Nun aber ist ausschließlich das dritte Thema meines Interviews Gegenstand der öffentlichen Debatte und Wahrnehmung und leider vor allem vor dem Hintergrund, dass ich für Steuererhöhung sei. Mir ist durchaus bewusst, dass das kein einfaches Thema ist und dass sich damit viele Fragen verbinden. Aber wenn wir perspektivisch debattieren, dann halte ich es für legitim, dass wir uns auch in Nachbarstaaten umsehen und überlegen, ob nicht andere Modelle für uns nutzbar sind, ohne eine direkte Blaupause zu sein. Ich habe daher auf die „Kultursteuer“ in Italien, den „otto per mille“ verwiesen, die bei 0.8% der Lohn- bzw. Einkommensteuer liegt und den Steuerbürgern einen Freiraum bietet, wem diese Steuer zugutekommt. Lisa Beckmann und Benjamin Hoff haben dazu im „Freitag“ ausführlicher geschrieben.

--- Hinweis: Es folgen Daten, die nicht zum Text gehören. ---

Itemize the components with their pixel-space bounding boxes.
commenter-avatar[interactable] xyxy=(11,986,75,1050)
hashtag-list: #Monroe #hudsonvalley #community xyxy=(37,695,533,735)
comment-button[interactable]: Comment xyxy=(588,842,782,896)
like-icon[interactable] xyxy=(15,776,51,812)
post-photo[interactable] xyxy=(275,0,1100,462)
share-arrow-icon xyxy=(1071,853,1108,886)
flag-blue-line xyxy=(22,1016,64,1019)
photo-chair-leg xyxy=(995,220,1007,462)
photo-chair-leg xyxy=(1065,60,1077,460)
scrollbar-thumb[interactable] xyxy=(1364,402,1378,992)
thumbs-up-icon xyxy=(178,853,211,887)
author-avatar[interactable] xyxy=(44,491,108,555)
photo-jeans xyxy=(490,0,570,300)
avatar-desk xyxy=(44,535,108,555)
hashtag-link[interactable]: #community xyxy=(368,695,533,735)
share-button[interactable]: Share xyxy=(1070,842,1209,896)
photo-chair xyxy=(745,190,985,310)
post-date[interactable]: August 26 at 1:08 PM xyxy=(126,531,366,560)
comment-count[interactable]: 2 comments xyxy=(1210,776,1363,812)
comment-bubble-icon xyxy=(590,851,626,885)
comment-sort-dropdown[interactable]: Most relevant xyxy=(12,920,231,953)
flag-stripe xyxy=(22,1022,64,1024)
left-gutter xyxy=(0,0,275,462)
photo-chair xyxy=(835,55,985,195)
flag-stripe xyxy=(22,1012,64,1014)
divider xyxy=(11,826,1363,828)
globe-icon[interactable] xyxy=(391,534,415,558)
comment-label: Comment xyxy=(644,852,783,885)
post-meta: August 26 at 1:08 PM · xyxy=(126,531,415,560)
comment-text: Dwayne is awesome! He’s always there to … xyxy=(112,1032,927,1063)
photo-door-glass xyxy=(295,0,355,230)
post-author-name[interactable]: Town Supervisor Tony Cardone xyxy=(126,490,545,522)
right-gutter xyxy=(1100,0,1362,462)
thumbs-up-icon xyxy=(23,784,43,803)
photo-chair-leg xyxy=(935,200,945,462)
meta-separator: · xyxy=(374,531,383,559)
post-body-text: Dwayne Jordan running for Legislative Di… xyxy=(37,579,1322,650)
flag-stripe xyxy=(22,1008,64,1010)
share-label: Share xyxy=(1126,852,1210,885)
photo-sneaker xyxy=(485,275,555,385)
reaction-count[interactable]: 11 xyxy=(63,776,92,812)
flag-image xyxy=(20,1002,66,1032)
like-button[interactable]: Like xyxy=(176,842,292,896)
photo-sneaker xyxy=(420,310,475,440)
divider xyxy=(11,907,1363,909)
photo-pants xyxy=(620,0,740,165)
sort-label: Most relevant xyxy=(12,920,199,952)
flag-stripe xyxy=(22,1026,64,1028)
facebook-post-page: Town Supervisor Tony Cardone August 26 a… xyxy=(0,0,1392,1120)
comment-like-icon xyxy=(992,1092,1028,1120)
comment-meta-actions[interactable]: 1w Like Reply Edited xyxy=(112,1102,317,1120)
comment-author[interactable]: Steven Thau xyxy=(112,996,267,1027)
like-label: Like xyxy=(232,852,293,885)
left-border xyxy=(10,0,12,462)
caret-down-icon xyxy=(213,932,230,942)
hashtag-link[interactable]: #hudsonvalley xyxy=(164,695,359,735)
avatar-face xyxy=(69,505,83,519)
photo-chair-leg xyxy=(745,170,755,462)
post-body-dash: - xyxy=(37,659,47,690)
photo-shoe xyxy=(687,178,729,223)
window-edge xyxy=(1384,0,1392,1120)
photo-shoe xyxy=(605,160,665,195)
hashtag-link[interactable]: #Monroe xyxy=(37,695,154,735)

Mich ärgert er sehr, wenn wir solche Debatten nur mit Schlagworten führen. „Ramelow plädiert für Kultursteuer“, meldet der MDR. Tatsächlich habe ich im Interview mit dem epd gesagt, dass ich das italienische Modell „überaus spannend“ finde. Das ist aus meiner Sicht ein gewichtiger Unterschied.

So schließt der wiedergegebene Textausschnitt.